O Espírito Santo vive um momento estratégico na história da cafeicultura. Maior produtor brasileiro de conilon, o Estado vem consolidando uma combinação cada vez mais valorizada pelo mercado internacional: capacidade produtiva, regularidade de oferta e avanço na qualidade dos grãos. Em meio às incertezas globais sobre estoques, logística e produção mundial, especialistas de mercado cafeeiro da Itália, França e Espanha desembarcaram nos últimos dias no Estado para comprovar esse potencial.
Os importadores, compradores dos grãos que atendem demandas desde o comércio de café tradicional até as linhas padrão luxo, vieram conhecer as origens, provar os cafés e estabelecer padrões de qualidade durante as visitas realizadas em cafeeiras nos municípios de Nova Venécia, São Gabriel da Palha, Rio Bananal e Linhares.
Qualidade e produtividade impulsionam interesse internacional
A evolução em termos de qualidade e quantidade na produção de Conilon no Espírito Santo foi o grande motivador da visita, informou Joseph Reiner, consultor da empresa italiana Lavazza, uma das maiores torrefadoras europeias.
“Os produtores têm melhorado muito a atenção em aspectos de qualidade, como também os investimentos em novas variedades clonais que trazem diferenciação em termos de manejo, produtividade e qualidade. O potencial continua sendo muito grande, com a diferença que agora o Estado tem volume de produção suficiente não só para atender a demanda interna, mas para montar um fluxo competitivo de exportação frente a outras origens”, disse.
Cenário global pressiona mercado e amplia busca por alternativas
As visitas ocorrem em um momento desafiador para o mercado mundial. As tensões geopolíticas no Oriente Médio, especialmente a instabilidade no Estreito de Ormuz, após conflitos geopolíticos, aumentaram a preocupação global com logística e abastecimento. Paralelamente, o Vietnã – principal concorrente mundial – enfrenta mudanças em sua dinâmica agrícola, impulsionadas pela diversificação de culturas e pela crescente demanda chinesa.
Outra questão está relacionada à menor quebra de peso durante a torra.
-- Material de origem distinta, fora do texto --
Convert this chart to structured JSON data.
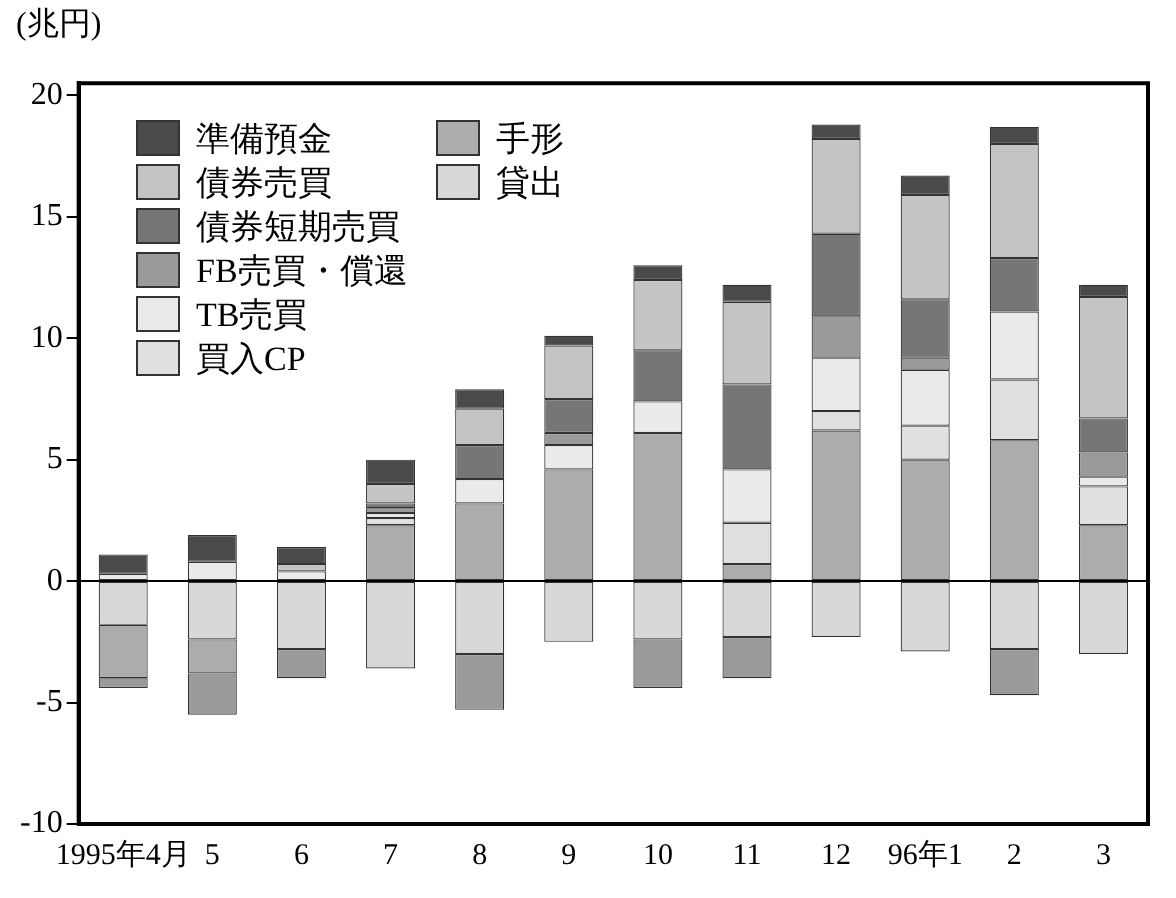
{
  "chart_data": {
    "type": "bar",
    "stacked": true,
    "ylabel": "(兆円)",
    "categories": [
      "1995年4月",
      "5",
      "6",
      "7",
      "8",
      "9",
      "10",
      "11",
      "12",
      "96年1",
      "2",
      "3"
    ],
    "ylim": [
      -10,
      20.5
    ],
    "yticks": [
      -10,
      -5,
      0,
      5,
      10,
      15,
      20
    ],
    "grid": false,
    "legend": "top left",
    "ref_lines": [
      {
        "axis": "y",
        "value": 0,
        "color": "#000000"
      }
    ],
    "series": [
      {
        "name": "貸出",
        "color": "#d8d8d8",
        "values": [
          -1.8,
          -2.4,
          -2.8,
          -3.6,
          -3.0,
          -2.5,
          -2.4,
          -2.3,
          -2.3,
          -2.9,
          -2.8,
          -3.0
        ]
      },
      {
        "name": "手形",
        "color": "#acacac",
        "values": [
          -2.2,
          -1.4,
          null,
          2.3,
          3.2,
          4.6,
          6.1,
          0.7,
          6.2,
          5.0,
          5.8,
          2.3
        ]
      },
      {
        "name": "買入CP",
        "color": "#e0e0e0",
        "values": [
          null,
          null,
          null,
          0.3,
          null,
          null,
          null,
          1.7,
          0.8,
          1.4,
          2.5,
          1.6
        ]
      },
      {
        "name": "TB売買",
        "color": "#eaeaea",
        "values": [
          0.3,
          0.8,
          0.4,
          0.2,
          1.0,
          1.0,
          1.3,
          2.2,
          2.2,
          2.3,
          2.8,
          0.4
        ]
      },
      {
        "name": "FB売買・償還",
        "color": "#9a9a9a",
        "values": [
          -0.4,
          -1.7,
          -1.2,
          0.2,
          -2.3,
          0.5,
          -2.0,
          -1.7,
          1.7,
          0.5,
          -1.9,
          1.0
        ]
      },
      {
        "name": "債券短期売買",
        "color": "#767676",
        "values": [
          null,
          null,
          null,
          0.2,
          1.4,
          1.4,
          2.1,
          3.5,
          3.4,
          2.4,
          2.2,
          1.4
        ]
      },
      {
        "name": "債券売買",
        "color": "#c4c4c4",
        "values": [
          null,
          null,
          0.3,
          0.8,
          1.5,
          2.2,
          2.9,
          3.4,
          3.9,
          4.3,
          4.7,
          5.0
        ]
      },
      {
        "name": "準備預金",
        "color": "#4a4a4a",
        "values": [
          0.8,
          1.1,
          0.7,
          1.0,
          0.8,
          0.4,
          0.6,
          0.7,
          0.6,
          0.8,
          0.7,
          0.5
        ]
      }
    ]
  }
}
Os importadores têm buscado alternativas ao café do Vietnã, ao arábica, priorizando grãos com maior rendimento, a exemplo do café capixaba.
Conilon capixaba se aproxima do padrão internacional
Joseph Reiner ressalta que o principal concorrente do Brasil, em termos de robusta, continua sendo o Vietnã, pois as características de qualidade são um pouco diferentes do café brasileiro, porém o produtor capixaba vem se aproximando rapidamente em equivalência no quesito qualidade.
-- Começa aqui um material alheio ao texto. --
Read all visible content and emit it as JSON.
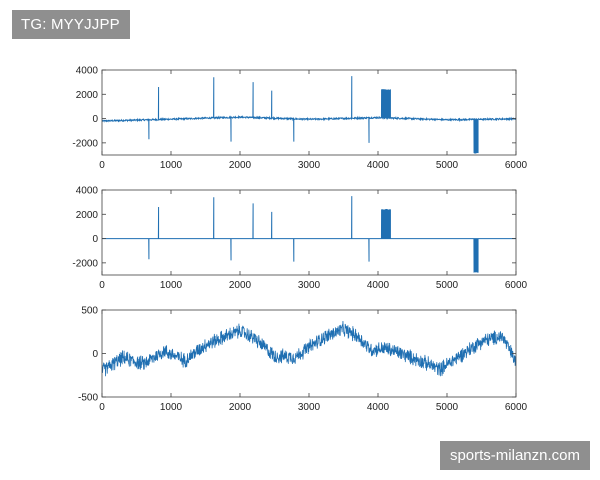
{
  "watermarks": {
    "top_left": "TG: MYYJJPP",
    "bottom_right": "sports-milanzn.com"
  },
  "colors": {
    "line": "#1f6fb2",
    "axes": "#404040"
  },
  "chart_data": [
    {
      "type": "line",
      "xlim": [
        0,
        6000
      ],
      "ylim": [
        -3000,
        4000
      ],
      "x_ticks": [
        0,
        1000,
        2000,
        3000,
        4000,
        5000,
        6000
      ],
      "y_ticks": [
        -2000,
        0,
        2000,
        4000
      ],
      "grid": false,
      "baseline": {
        "x": [
          0,
          1000,
          2000,
          3000,
          4000,
          5000,
          6000
        ],
        "y": [
          -200,
          -50,
          120,
          -60,
          80,
          -100,
          -20
        ]
      },
      "spikes": [
        {
          "x": 680,
          "y": -1700
        },
        {
          "x": 820,
          "y": 2600
        },
        {
          "x": 1620,
          "y": 3400
        },
        {
          "x": 1870,
          "y": -1900
        },
        {
          "x": 2190,
          "y": 3000
        },
        {
          "x": 2460,
          "y": 2300
        },
        {
          "x": 2780,
          "y": -1900
        },
        {
          "x": 3620,
          "y": 3500
        },
        {
          "x": 3870,
          "y": -2000
        }
      ],
      "pulses": [
        {
          "x_start": 4050,
          "x_end": 4180,
          "y": 2400
        },
        {
          "x_start": 5390,
          "x_end": 5450,
          "y": -2850
        }
      ]
    },
    {
      "type": "line",
      "xlim": [
        0,
        6000
      ],
      "ylim": [
        -3000,
        4000
      ],
      "x_ticks": [
        0,
        1000,
        2000,
        3000,
        4000,
        5000,
        6000
      ],
      "y_ticks": [
        -2000,
        0,
        2000,
        4000
      ],
      "grid": false,
      "baseline": {
        "x": [
          0,
          6000
        ],
        "y": [
          0,
          0
        ]
      },
      "spikes": [
        {
          "x": 680,
          "y": -1700
        },
        {
          "x": 820,
          "y": 2600
        },
        {
          "x": 1620,
          "y": 3400
        },
        {
          "x": 1870,
          "y": -1800
        },
        {
          "x": 2190,
          "y": 2900
        },
        {
          "x": 2460,
          "y": 2200
        },
        {
          "x": 2780,
          "y": -1900
        },
        {
          "x": 3620,
          "y": 3500
        },
        {
          "x": 3870,
          "y": -1900
        }
      ],
      "pulses": [
        {
          "x_start": 4050,
          "x_end": 4180,
          "y": 2400
        },
        {
          "x_start": 5390,
          "x_end": 5450,
          "y": -2800
        }
      ]
    },
    {
      "type": "line",
      "xlim": [
        0,
        6000
      ],
      "ylim": [
        -500,
        500
      ],
      "x_ticks": [
        0,
        1000,
        2000,
        3000,
        4000,
        5000,
        6000
      ],
      "y_ticks": [
        -500,
        0,
        500
      ],
      "grid": false,
      "trend": {
        "x": [
          0,
          300,
          600,
          900,
          1200,
          1500,
          1800,
          2000,
          2200,
          2500,
          2800,
          3200,
          3500,
          3700,
          3900,
          4100,
          4300,
          4600,
          4900,
          5200,
          5500,
          5800,
          6000
        ],
        "y": [
          -200,
          -50,
          -120,
          30,
          -80,
          100,
          200,
          260,
          180,
          -30,
          -40,
          180,
          280,
          200,
          40,
          60,
          10,
          -80,
          -180,
          -20,
          140,
          200,
          -100
        ]
      },
      "noise_amplitude": 90
    }
  ]
}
“A procura da indústria local por grãos de melhor qualidade tem ajudado bastante na melhoria dos cafés. Eu diria que o Conilon tem uma capacidade de produção – e consequente aumento -, que nenhuma outra origem possui. Em média tem uma produtividade superior e faltava, apenas, melhorar alguns aspectos de qualidade e manutenção do fluxo de exportação, níveis competitivos para que o importador volte a ‘aprender a usar o conilon’”, destacou o consultor da Lavazza.
Safras robustas e novos perfis de cafés ganham espaço
Na safra 25\26, segundo média das pesquisas de multinacionais, a produção no Brasil foi de 28 milhões de sacas (20 milhões foram no ES), volume próximo do Vietnã que somou 31 milhões de sacas.
Hoje, os importadores têm buscado, principalmente, cafés de perfil mais neutro, com maior uniformidade e estabilidade industrial. E é nesse ponto o café capixaba começa ganhar mais atenção, haja visto que os produtores passaram a investir mais em manejo, na colheita e pós-colheita, elevando a oferta de cafés mais limpos e padronizados, explicam especialistas.
Segundo representantes do setor, durante as provas de degustação, também houve quem demonstrasse interesse por cafés conilon cereja descascados e despolpados, perfil que até pouco tempo não eram considerados interessantes.